Scope – is a piece of work undertaken by an entity that stores, processes or transmits cardholder data and that is validated by a QSA as part of a PCI compliance programme. The scope is a definition of the cardholder data environment against which the PCI DSS must be applied.

Service Provider – an entity that stores, processes or transmits cardholder data on behalf of merchants. Examples of service providers include hosting and payment services for merchants. Such providers do not have direct service provider contractual relationships with acquiring institutions, other than for their own merchant activities, but nonetheless still fall into scope for the PCI DSS where they store process or transmit payment cards on behalf of merchants. It is the merchant responsibility to ensure the service provider used operate in a way that is complaint with the PCI DSS.
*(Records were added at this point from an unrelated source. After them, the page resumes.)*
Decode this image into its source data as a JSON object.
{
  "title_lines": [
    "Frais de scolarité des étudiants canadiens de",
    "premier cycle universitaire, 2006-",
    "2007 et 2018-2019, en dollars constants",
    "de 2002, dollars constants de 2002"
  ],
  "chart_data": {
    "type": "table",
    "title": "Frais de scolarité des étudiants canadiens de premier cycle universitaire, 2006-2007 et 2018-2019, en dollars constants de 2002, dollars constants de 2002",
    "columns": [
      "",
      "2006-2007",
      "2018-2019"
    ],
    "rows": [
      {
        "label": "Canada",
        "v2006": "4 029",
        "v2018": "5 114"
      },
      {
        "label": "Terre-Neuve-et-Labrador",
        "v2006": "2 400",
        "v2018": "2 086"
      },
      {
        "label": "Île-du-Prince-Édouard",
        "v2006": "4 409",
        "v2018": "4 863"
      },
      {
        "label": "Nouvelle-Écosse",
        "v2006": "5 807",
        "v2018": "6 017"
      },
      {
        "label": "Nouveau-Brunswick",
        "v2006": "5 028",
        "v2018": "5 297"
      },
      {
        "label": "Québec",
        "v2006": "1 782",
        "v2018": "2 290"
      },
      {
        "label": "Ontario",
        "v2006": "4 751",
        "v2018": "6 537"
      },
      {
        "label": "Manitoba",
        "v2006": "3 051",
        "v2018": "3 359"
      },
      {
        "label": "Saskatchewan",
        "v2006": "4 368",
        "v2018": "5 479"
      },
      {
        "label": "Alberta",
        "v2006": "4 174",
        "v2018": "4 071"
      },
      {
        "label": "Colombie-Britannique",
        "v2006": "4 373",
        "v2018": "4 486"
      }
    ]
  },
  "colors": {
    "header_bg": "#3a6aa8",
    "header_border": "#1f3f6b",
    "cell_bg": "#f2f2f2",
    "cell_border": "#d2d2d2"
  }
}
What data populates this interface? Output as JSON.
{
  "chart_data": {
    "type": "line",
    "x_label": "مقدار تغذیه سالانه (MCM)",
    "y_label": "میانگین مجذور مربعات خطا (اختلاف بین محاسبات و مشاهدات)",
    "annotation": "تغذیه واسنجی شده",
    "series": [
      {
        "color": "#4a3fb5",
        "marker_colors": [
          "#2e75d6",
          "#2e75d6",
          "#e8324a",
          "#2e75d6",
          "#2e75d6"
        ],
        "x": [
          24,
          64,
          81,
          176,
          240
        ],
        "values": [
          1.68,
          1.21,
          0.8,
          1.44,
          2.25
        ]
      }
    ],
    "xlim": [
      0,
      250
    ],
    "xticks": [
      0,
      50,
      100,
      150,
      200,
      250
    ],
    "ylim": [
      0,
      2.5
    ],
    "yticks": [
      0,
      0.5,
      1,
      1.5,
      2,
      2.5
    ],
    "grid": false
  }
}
Tokenisation – the process of replacing sensitive data with unique identification symbols that retain all the essential information about the data without compromising its security. Tokenization, which seeks to minimize the amount of data a business needs to keep on hand, has become a popular way for mid and large-sized businesses to bolster the security of credit card and e-commerce transactions while minimising the cost and complexity of compliance with industry standards and government regulations. When deployed correctly Tokenisation can be extremely effective at reducing the costs and risks associated with credit card processing and storage.

Token – A value provided by hardware or software that usually works with an authentication server or VPN to perform dynamic or two-factor authentication.

Validation / Audit – refers to the final stage of PCI compliance whereby a Qualified Security Assessor (QSA) will validate and attest the compliance status of the environment under assessment for compliance with the PCI DSS.

Vulnerability Assessment – is a technical security audit that uses automated tools to test for security flaws, mis-configurations and weaknesses in infrastructure and applications (to a relatively limited extent).